My work with ATmega microcontrollers was based mostly on ATmega168 and ATmega328 with Arduino bootloader on custom boards. For programming and communication through UART between the ATmegas and PC I have used commercial USB <--> RS232 adapters and custom RS232 <--> UART TTL boards with MAX202 and MAX3232.
I did not buyed FTDI based ones because I think those are too expensive and I did not found old Nokia communication cables like Ro-Bot-X detailed on a tip here.
I was commited to buy some interfaces from yourduino but few days ago I have found (searching for something else, actually) a USB <--> UART TTL adapter based on CP2102 and for a little more then 4$ a piece and I've buyed 2. What those boards miss is the Arduino style reset for programming microcontrollers so I've modified them :)

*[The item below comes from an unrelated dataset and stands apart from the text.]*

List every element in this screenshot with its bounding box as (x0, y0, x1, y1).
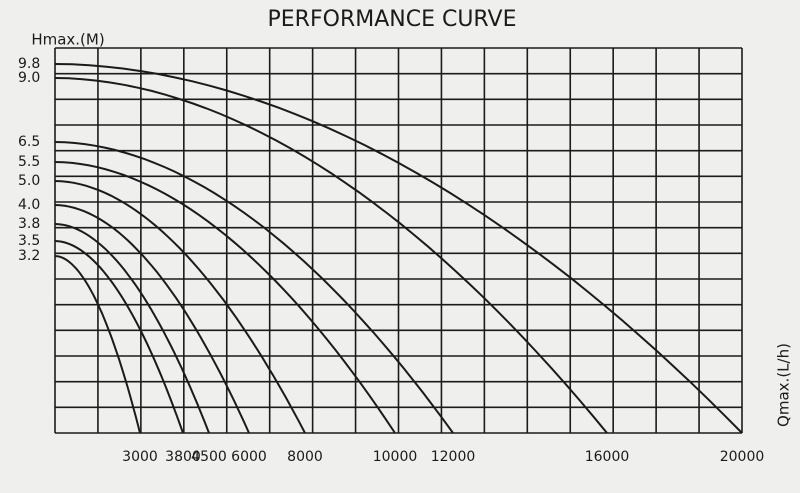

Here are the modifications:
- drill a 0.8mm hole between the top (unpopulated) connector and the right (populated) connector;
- cut the trace that goes to the pin marked RST somewhere between the drilled hole and the top connector;
- solder a 100nF capacitor from the pin 1 of the top connector and the RST pin - I have used two pieces of wire insulation on the capacitor pins.

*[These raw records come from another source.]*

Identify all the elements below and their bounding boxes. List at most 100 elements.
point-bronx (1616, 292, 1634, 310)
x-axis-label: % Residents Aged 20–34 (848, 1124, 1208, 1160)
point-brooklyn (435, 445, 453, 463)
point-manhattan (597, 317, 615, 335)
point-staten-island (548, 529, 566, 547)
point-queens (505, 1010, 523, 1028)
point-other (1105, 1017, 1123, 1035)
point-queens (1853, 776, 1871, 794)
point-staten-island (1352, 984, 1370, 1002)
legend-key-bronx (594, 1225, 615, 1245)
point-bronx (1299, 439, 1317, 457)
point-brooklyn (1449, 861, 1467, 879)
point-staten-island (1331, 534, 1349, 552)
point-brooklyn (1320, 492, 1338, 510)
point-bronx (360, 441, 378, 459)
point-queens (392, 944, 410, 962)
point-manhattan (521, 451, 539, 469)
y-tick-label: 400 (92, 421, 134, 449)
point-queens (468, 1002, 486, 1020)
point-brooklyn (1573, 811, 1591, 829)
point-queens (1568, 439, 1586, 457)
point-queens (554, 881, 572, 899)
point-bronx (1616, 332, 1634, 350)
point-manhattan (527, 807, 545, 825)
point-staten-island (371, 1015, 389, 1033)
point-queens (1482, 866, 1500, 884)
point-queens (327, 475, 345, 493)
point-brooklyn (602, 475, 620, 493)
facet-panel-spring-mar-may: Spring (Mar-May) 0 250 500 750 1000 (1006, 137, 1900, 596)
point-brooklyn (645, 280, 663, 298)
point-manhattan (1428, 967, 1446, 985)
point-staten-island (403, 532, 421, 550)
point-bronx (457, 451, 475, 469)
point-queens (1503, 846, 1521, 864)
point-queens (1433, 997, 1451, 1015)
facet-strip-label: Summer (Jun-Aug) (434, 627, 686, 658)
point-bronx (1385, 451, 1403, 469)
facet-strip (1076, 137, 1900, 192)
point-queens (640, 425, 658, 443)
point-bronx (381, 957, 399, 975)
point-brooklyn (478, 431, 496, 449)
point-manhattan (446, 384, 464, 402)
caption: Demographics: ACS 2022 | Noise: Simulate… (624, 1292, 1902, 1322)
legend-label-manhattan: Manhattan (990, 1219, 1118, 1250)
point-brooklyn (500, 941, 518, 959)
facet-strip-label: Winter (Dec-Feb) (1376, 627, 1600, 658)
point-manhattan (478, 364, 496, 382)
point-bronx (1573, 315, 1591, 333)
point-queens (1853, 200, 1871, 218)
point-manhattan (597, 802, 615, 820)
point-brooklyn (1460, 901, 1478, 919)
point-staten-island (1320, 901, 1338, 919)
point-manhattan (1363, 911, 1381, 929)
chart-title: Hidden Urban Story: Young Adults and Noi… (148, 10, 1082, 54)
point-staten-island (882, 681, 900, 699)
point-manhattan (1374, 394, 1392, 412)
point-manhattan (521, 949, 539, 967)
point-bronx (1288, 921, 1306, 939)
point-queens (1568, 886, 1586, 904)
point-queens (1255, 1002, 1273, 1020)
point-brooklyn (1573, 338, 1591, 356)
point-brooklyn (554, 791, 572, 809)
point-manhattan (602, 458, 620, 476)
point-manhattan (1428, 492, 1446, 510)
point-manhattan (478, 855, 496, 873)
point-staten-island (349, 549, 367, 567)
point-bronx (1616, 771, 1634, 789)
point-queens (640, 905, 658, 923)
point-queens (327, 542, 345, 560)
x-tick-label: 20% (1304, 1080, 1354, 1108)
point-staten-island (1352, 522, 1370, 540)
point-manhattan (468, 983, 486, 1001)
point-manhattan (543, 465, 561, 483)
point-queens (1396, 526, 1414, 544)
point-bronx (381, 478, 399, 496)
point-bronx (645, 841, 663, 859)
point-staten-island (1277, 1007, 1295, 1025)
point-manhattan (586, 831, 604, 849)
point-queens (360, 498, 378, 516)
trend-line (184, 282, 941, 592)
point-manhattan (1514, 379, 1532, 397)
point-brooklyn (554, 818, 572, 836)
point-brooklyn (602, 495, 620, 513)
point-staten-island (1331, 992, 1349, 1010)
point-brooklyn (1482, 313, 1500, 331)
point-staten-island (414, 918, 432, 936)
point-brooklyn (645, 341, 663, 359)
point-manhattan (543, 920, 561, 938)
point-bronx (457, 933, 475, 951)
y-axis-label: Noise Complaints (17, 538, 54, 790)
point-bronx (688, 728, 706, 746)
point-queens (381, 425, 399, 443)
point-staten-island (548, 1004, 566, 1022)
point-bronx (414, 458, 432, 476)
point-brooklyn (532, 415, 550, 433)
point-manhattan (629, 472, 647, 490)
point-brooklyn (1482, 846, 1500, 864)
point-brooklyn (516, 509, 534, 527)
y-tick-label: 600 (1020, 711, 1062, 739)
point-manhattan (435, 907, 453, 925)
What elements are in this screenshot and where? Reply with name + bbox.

and two images with original and modified boards:
front view
back view, the red X is the place where I've cut the original trace
The interface connected to an ATmega168 on the breadboard - worked OK:
Cable connections for ATmega168/328:
- interface's RST pin should go to the ATmega's pin 1 (Reset) - only for programming;
- interface's RX pin should go to the ATmega's pin 2 (RX);
- interface's TX pin should go to the ATmega's pin 3 (TX);
- interface's GND pin should go to the ATmega's GND pin.